From the escape defensive to the aggressive defensive is a step. He not
only fears other beings, he hates them, he flies at them. He fights
needlessly. He is cruel. He loves to conquer. He loves to persecute....
Man! What was it Swift said? That such a creature should deal in
pride!'

'Homo superbus, eh?' said the doctor. 'But listen, Keppel. Is he
really so bad as all this? Just a scared, self-defensive, immature beast
squinting at the world because he has never yet learned to look
straight? And hopeless at that? You experimental psychologists have been
cleaning up our ideas about the human mind very fast in the past thirty
or forty years. Very fast. You have been making this damaging--well, this
salutary--analysis of our motives and errors--our queer little ways.
Yes.... You couldn't have said a word of this forty years ago.... In my
profession we say a sound diagnosis is halfway to a cure. Indicating
the human mind is like sending a patient to bed for treatment. Maybe the
treatment begins at that.'

'Well?' said Keppel.

'Isn't the time almost ripe for a new education that would clear the stuff from the creature's eyes, stiffen his backbone, teach him to think
straight and grow up? Make a man of him at last?'

Davis shook his head. He spoke rather to himself than to the others. 'Man is what we've got. Humanity is humanity. Starry souls are born not
made.'


We are living--let us face the facts--in a lunatic asylum crowded with patients prevented from knowledge and afraid to go sane.' (128-147)


Now, the Superman was an important and interesting topic of discussion for Needleman's 'Transformative Lecture,' course, so I found the book very interesting. I did some basic searches, but it has been hard to find a plethora of knowledge of H.G. Wells' religious beliefs. At least not that I believe....There were a few wacky conspiracy pages on Wells as a crazy eugenicist. And a few nutty Christian pages on Wells as a godless boogie man. But really, I guess I just need to read some of his other texts, like "God The Invisible King," and figure it out for myself.
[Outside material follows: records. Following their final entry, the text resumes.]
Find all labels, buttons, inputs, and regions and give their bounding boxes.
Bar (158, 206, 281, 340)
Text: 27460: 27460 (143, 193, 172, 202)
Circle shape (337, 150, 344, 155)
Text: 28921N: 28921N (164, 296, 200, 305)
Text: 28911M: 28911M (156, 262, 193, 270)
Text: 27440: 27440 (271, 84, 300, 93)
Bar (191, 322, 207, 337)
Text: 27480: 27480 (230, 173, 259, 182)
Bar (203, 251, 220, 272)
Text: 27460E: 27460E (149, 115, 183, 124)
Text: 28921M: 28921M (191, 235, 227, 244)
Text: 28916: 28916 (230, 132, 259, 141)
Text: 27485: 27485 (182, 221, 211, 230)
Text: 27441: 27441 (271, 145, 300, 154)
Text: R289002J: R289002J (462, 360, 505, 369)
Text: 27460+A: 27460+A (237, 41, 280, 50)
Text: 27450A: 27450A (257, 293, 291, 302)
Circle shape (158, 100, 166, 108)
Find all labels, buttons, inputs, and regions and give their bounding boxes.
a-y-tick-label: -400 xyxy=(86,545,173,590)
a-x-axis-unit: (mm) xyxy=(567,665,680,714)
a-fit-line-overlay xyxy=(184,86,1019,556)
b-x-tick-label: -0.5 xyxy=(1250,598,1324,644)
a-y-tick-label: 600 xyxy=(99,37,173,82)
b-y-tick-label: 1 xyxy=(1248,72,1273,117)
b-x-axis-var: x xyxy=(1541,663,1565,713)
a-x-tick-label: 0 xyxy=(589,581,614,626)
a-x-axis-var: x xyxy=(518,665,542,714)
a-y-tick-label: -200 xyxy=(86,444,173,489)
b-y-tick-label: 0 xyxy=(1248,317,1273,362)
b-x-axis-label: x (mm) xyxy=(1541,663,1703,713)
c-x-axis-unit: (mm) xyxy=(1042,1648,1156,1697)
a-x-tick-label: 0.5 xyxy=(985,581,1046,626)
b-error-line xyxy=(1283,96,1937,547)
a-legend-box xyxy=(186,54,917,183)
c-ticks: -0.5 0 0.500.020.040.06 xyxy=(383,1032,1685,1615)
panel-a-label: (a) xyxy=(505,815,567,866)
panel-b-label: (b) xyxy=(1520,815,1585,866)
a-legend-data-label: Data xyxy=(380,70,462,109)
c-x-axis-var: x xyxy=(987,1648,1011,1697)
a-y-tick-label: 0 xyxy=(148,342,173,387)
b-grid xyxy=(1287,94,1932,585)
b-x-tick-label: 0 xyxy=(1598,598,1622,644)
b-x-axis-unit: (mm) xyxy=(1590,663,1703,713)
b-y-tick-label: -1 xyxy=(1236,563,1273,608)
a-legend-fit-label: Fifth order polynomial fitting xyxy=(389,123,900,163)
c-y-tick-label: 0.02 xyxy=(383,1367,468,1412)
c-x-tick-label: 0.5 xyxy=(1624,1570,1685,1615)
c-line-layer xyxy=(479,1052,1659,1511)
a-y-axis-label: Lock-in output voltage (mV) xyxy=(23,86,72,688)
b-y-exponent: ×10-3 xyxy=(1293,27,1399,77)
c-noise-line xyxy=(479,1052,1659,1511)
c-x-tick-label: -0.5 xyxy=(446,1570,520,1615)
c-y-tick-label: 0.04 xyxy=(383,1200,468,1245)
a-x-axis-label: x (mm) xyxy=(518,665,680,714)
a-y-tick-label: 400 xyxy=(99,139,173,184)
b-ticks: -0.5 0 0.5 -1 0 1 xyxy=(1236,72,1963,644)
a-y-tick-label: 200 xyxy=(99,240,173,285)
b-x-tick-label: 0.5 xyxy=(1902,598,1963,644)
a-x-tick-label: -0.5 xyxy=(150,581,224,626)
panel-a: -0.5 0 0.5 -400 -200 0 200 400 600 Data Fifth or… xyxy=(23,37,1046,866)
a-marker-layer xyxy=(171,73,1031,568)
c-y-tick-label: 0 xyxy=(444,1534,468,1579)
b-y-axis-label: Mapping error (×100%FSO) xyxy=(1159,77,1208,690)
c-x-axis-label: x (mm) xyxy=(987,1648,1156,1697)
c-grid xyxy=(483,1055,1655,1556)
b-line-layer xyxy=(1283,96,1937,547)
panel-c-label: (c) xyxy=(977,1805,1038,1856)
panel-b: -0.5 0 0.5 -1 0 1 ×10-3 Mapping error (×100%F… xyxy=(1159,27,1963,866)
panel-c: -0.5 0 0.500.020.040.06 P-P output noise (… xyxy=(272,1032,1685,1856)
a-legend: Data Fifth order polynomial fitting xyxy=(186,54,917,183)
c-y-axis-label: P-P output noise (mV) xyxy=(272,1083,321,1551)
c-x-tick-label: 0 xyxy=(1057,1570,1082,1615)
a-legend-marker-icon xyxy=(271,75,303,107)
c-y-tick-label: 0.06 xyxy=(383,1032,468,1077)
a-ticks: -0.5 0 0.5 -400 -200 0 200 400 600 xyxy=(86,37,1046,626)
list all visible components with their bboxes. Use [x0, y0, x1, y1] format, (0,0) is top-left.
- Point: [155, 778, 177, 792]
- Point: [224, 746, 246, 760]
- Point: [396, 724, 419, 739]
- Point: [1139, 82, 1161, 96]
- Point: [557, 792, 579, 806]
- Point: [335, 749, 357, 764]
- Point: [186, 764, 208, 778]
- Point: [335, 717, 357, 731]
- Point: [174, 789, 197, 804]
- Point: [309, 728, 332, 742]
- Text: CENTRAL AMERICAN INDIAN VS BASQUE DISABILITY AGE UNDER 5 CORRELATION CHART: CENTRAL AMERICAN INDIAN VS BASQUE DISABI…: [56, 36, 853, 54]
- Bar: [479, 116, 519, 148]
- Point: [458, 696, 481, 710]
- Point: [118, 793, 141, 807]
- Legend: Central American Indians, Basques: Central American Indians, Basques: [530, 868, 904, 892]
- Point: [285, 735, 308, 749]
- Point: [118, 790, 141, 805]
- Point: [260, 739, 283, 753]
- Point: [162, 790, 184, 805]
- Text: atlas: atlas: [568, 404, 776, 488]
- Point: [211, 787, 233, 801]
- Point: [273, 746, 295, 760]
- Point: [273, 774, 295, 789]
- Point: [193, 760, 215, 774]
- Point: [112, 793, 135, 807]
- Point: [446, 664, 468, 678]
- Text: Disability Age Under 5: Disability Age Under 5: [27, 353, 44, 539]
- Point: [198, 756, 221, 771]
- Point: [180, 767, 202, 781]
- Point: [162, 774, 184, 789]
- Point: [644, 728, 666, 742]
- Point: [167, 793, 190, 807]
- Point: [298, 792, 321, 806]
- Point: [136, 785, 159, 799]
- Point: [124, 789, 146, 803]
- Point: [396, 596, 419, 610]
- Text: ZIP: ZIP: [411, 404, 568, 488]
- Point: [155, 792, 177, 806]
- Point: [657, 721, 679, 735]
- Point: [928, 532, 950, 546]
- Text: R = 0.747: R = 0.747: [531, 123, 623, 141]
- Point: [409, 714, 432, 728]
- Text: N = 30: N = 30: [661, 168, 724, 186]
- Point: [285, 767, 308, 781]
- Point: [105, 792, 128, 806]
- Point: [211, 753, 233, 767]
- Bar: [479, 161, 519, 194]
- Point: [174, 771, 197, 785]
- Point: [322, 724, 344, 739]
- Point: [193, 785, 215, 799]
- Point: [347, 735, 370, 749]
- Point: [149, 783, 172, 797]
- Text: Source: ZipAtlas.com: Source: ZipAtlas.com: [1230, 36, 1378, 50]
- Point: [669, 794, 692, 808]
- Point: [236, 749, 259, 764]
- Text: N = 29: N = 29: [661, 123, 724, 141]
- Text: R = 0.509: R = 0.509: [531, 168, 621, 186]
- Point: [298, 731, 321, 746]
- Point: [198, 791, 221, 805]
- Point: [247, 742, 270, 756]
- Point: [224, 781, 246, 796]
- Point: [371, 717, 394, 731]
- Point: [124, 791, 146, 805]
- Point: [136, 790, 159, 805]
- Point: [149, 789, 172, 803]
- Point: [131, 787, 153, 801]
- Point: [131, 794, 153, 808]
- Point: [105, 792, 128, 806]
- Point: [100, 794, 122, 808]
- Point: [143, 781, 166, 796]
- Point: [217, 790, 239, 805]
It's so interesting to me that these philosophical religious concepts have arisen again and again throughout history. It may be, as Richard Dawkins would argue, an inevitable function of our genetics and evolution, but I don't really care. All I see is the outline of a path that has been walked by many prestigious thinkers before me. And I might as well use what my ancestors have given me (no booty shaking though, thank you...okay, just a little...). So I hope to learn what they have learned and take a walk. I'm not sure where it will lead me, or if it has an end on which I might build myself. But I've always been a walker myself.